John Pickrell in England
for National Geographic News
June 17, 2003

Humans are unique among primates for our near-total bodily hairlessness. In fact, only a handful of the 5,000 or so mammals—mostly semi-aquatic species such as whales, walruses, and hippopotamuses—are not covered in dense fur.

Now, a controversial new theory suggests that human hairlessness evolved as a strategy to shed the ticks, lice, fleas, and other parasites that nestle deep in fur.

Unique human cultural adaptations such as the use of fire, shelter, and clothing allowed ancient humans the luxury of ditching their insulating hairy layer, says the study soon to appear in print in the journal Biology Letters.

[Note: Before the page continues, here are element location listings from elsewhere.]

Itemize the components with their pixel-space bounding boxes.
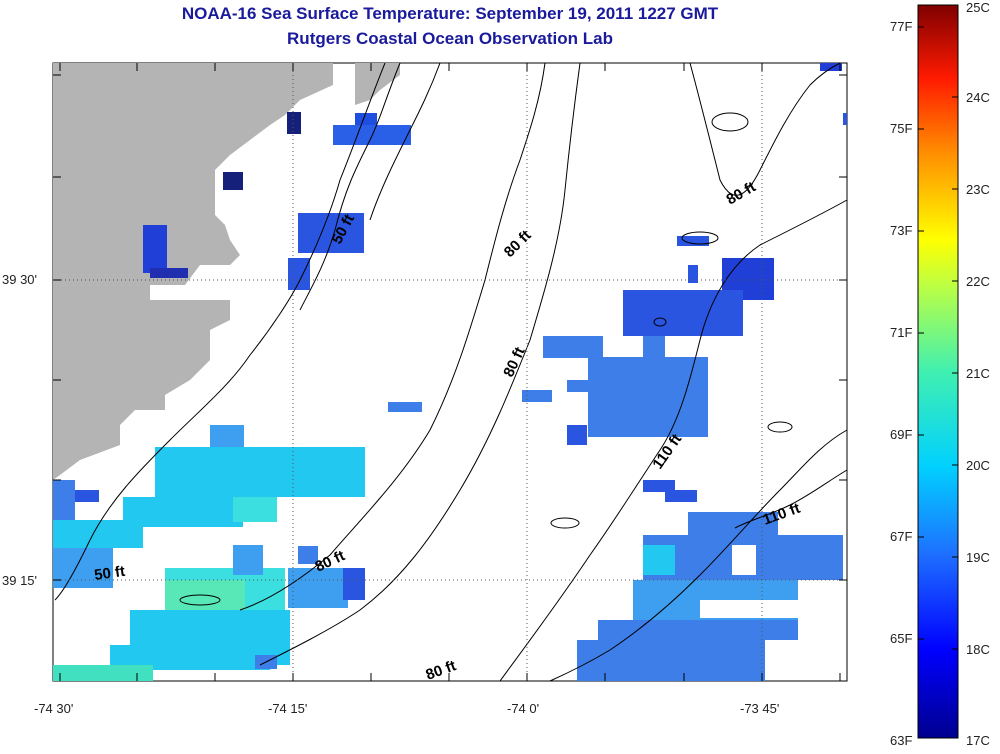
sst-map: 50 ft 80 ft 80 ft 80 ft 110 ft 110 ft 50… — [0, 0, 1000, 754]
colorbar-f-label: 69F — [890, 427, 912, 442]
x-tick-label: -74 30' — [34, 701, 73, 716]
colorbar-c-label: 22C — [966, 274, 990, 289]
colorbar-f-label: 65F — [890, 631, 912, 646]
colorbar-f-label: 63F — [890, 733, 912, 748]
colorbar-c-label: 20C — [966, 458, 990, 473]
colorbar-c-label: 19C — [966, 550, 990, 565]
colorbar-c-label: 18C — [966, 642, 990, 657]
colorbar-c-label: 25C — [966, 0, 990, 15]
colorbar-f-label: 73F — [890, 223, 912, 238]
x-tick-label: -73 45' — [740, 701, 779, 716]
colorbar — [918, 5, 958, 738]
colorbar-f-label: 75F — [890, 121, 912, 136]
colorbar-f-label: 71F — [890, 325, 912, 340]
colorbar-f-label: 67F — [890, 529, 912, 544]
colorbar-c-label: 24C — [966, 90, 990, 105]
colorbar-c-label: 17C — [966, 733, 990, 748]
x-tick-label: -74 15' — [268, 701, 307, 716]
y-tick-label: 39 15' — [2, 573, 37, 588]
colorbar-c-label: 21C — [966, 366, 990, 381]
colorbar-c-label: 23C — [966, 182, 990, 197]
colorbar-f-label: 77F — [890, 19, 912, 34]
y-tick-label: 39 30' — [2, 272, 37, 287]
x-tick-label: -74 0' — [507, 701, 539, 716]
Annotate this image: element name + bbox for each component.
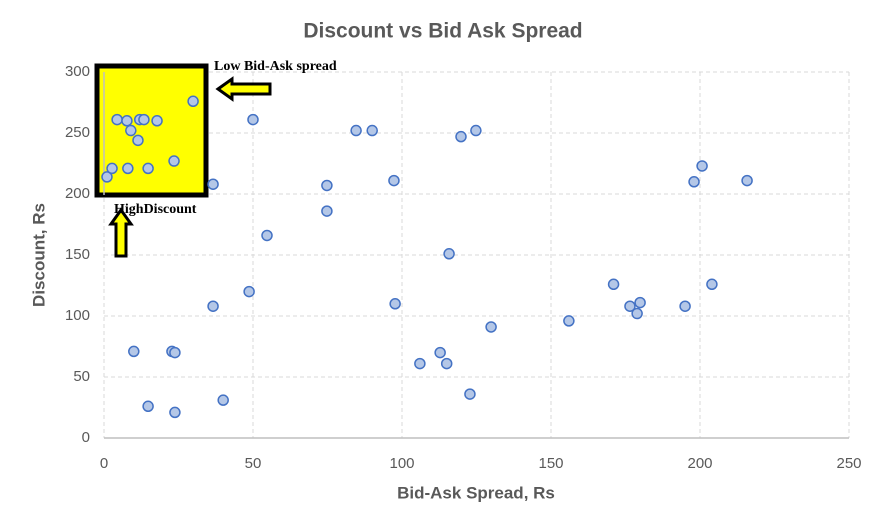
chart-title: Discount vs Bid Ask Spread	[303, 20, 582, 43]
y-tick-label: 250	[65, 124, 90, 141]
markers	[101, 95, 753, 419]
y-tick-label: 100	[65, 307, 90, 324]
y-axis-label: Discount, Rs	[29, 203, 48, 307]
x-tick-label: 50	[245, 455, 262, 472]
point	[101, 171, 113, 183]
y-tick-label: 50	[73, 368, 90, 385]
point	[207, 300, 219, 312]
point	[440, 357, 453, 370]
point	[485, 321, 497, 333]
point	[261, 229, 273, 242]
x-tick-label: 250	[836, 455, 861, 472]
point	[434, 346, 446, 359]
point	[321, 205, 333, 217]
point	[688, 176, 700, 188]
point	[151, 115, 163, 127]
point	[125, 124, 137, 137]
point	[142, 162, 154, 175]
point	[168, 155, 180, 167]
point	[563, 315, 575, 327]
point	[366, 124, 378, 137]
point	[741, 174, 753, 187]
point	[414, 357, 426, 370]
point	[321, 179, 333, 192]
point	[631, 307, 643, 320]
y-tick-label: 300	[65, 63, 90, 80]
point	[217, 394, 229, 406]
x-tick-label: 0	[100, 455, 108, 472]
point	[111, 113, 123, 126]
point	[696, 160, 708, 172]
point	[169, 346, 181, 359]
x-tick-label: 100	[389, 455, 414, 472]
y-tick-label: 0	[82, 429, 90, 446]
y-tick-label: 200	[65, 185, 90, 202]
x-tick-label: 200	[687, 455, 712, 472]
point	[679, 300, 691, 312]
arrow-up	[108, 207, 134, 258]
point	[207, 178, 219, 190]
point	[169, 406, 181, 419]
point	[470, 124, 482, 137]
y-tick-label: 150	[65, 246, 90, 263]
point	[388, 174, 400, 187]
point	[464, 388, 476, 400]
point	[634, 296, 646, 309]
arrow-left	[215, 76, 272, 102]
point	[247, 113, 259, 126]
point	[243, 285, 255, 298]
point	[607, 278, 620, 291]
point	[138, 113, 150, 126]
point	[624, 300, 636, 312]
point	[350, 124, 362, 137]
grid: 0 50 100 150 200 250 300 0 50 100 150 200 250	[65, 63, 862, 472]
point	[121, 115, 133, 127]
point	[128, 345, 140, 358]
x-axis-label: Bid-Ask Spread, Rs	[397, 483, 555, 502]
point	[132, 134, 144, 147]
highlight-box	[94, 63, 209, 198]
point	[106, 162, 118, 175]
annotation: HighDiscount	[114, 202, 197, 217]
point	[455, 130, 467, 143]
point	[142, 400, 154, 413]
point	[122, 162, 134, 175]
annotation: Low Bid-Ask spread	[214, 59, 337, 74]
point	[389, 298, 401, 310]
point	[706, 278, 718, 291]
point	[443, 248, 455, 260]
x-tick-label: 150	[538, 455, 563, 472]
point	[187, 95, 199, 108]
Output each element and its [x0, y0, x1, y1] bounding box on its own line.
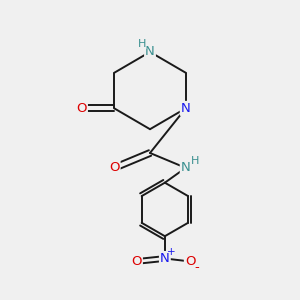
Text: O: O [76, 102, 87, 115]
Text: -: - [194, 262, 199, 275]
Text: H: H [191, 156, 200, 166]
Text: N: N [181, 102, 190, 115]
Text: H: H [137, 39, 146, 49]
Text: N: N [160, 252, 170, 265]
Text: +: + [167, 247, 176, 257]
Text: O: O [185, 255, 195, 268]
Text: N: N [145, 45, 155, 58]
Text: N: N [181, 161, 190, 174]
Text: O: O [131, 255, 142, 268]
Text: O: O [109, 161, 120, 174]
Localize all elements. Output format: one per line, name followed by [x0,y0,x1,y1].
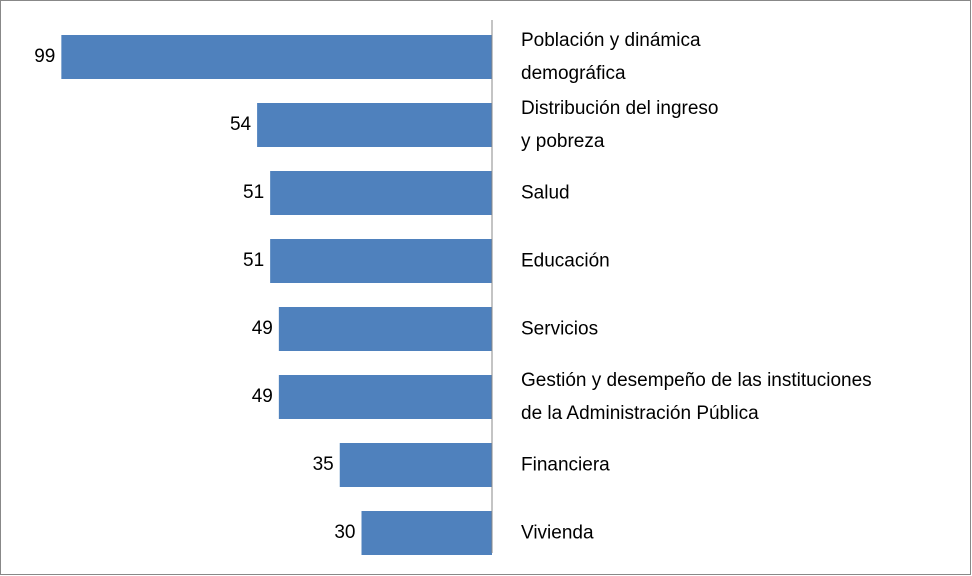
bar [257,103,492,147]
bar [339,443,492,487]
bar [61,35,492,79]
category-label: Vivienda [521,522,594,544]
category-label: Educación [521,250,610,272]
category-label: Población y dinámica demográfica [521,30,701,84]
value-label: 99 [34,46,56,67]
value-label: 30 [334,522,356,543]
value-label: 51 [243,250,265,271]
bar [278,307,492,351]
category-label: Servicios [521,318,599,340]
bar [270,171,492,215]
value-label: 51 [243,182,265,203]
value-label: 35 [312,454,334,475]
bar [278,375,492,419]
bar [361,511,492,555]
value-label: 49 [251,386,273,407]
category-label: Financiera [521,454,610,476]
category-label: Distribución del ingreso y pobreza [521,98,719,152]
bar [270,239,492,283]
value-label: 49 [251,318,273,339]
category-label: Salud [521,182,570,204]
value-label: 54 [229,114,252,135]
category-label: Gestión y desempeño de las instituciones… [521,370,872,424]
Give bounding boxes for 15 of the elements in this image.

"One of the most unusual things about humans is that we don't have fur," said study co-author Mark Pagel, evolutionary biologist at Reading University in England. Though humans are not literally hairless, much of our hair has become so small and fine as to render it virtually invisible.

The new theory may also explain the difference in hairiness between men and women. If having less hair leads to a reduction in parasites, then it would offer a big advantage in the race of life and might become a sexually attractive feature in a mate, said Pagel. Hair might have been retained on the head, and on the face in men, as a feature of sexual display, he said, like peacocks' tails or stags' antlers.

Hot and Hairy

The most accepted current theory argues that hairlessness was a strategy for cooling the body on the sun-baked African savanna. Researchers have suggested that hair loss occurred when hominids (bipedal primates that include recent humans, their ancestors, and related species) first left the forests. A combination of an upright posture and lack of hair might have made it easier to radiate heat back into the environment.

"Physiological equations have shown that hairlessness would have doubled the distance hominids could travel off a liter of water," said Robin Dunbar, behavioral ecologist at the University of Liverpool in England.

However, hairlessness may also be a disadvantage in terms of heat regulation, argue Pagel and his co-author Walter Bodmer of Oxford University's Weatherall Institute of Molecular Medicine in England. Hairless animals without shelter or clothing would become too cold at night, said Pagel.

The next best contender is the "aquatic ape hypothesis," which suggests that at around 8 million years ago, human ancestors underwent a semi-aquatic phase—also explaining our improved swimming abilities compared to the other great apes. The majority of hairless mammals are semi-aquatic, probably because hair offers no insulating benefits under water. However, "very little solid evidence has been presented to back up this [aquatic ape] theory," said Pagel. It's also perplexing why features acquired for life in water so many millions of years ago should have been retained, he added.

Despite its other attributes, "fur is rich repository for parasites," said Pagel. Parasites, and the diseases they carry, are a hugely important guiding force in evolution—fleas are carriers of plague, for example. "For most of the [world's animals], most of the time, the majority of death is from parasites," said Pagel.

The scientists propose that pressure imposed by parasites, in combination with man's unique intelligence, and cultural adaptations, allowed humans to shed fur along with its resident fleas, ticks, and lice. Though parasites also infect clothing, clothes can more easily be cleaned, or changed, to remove the problem.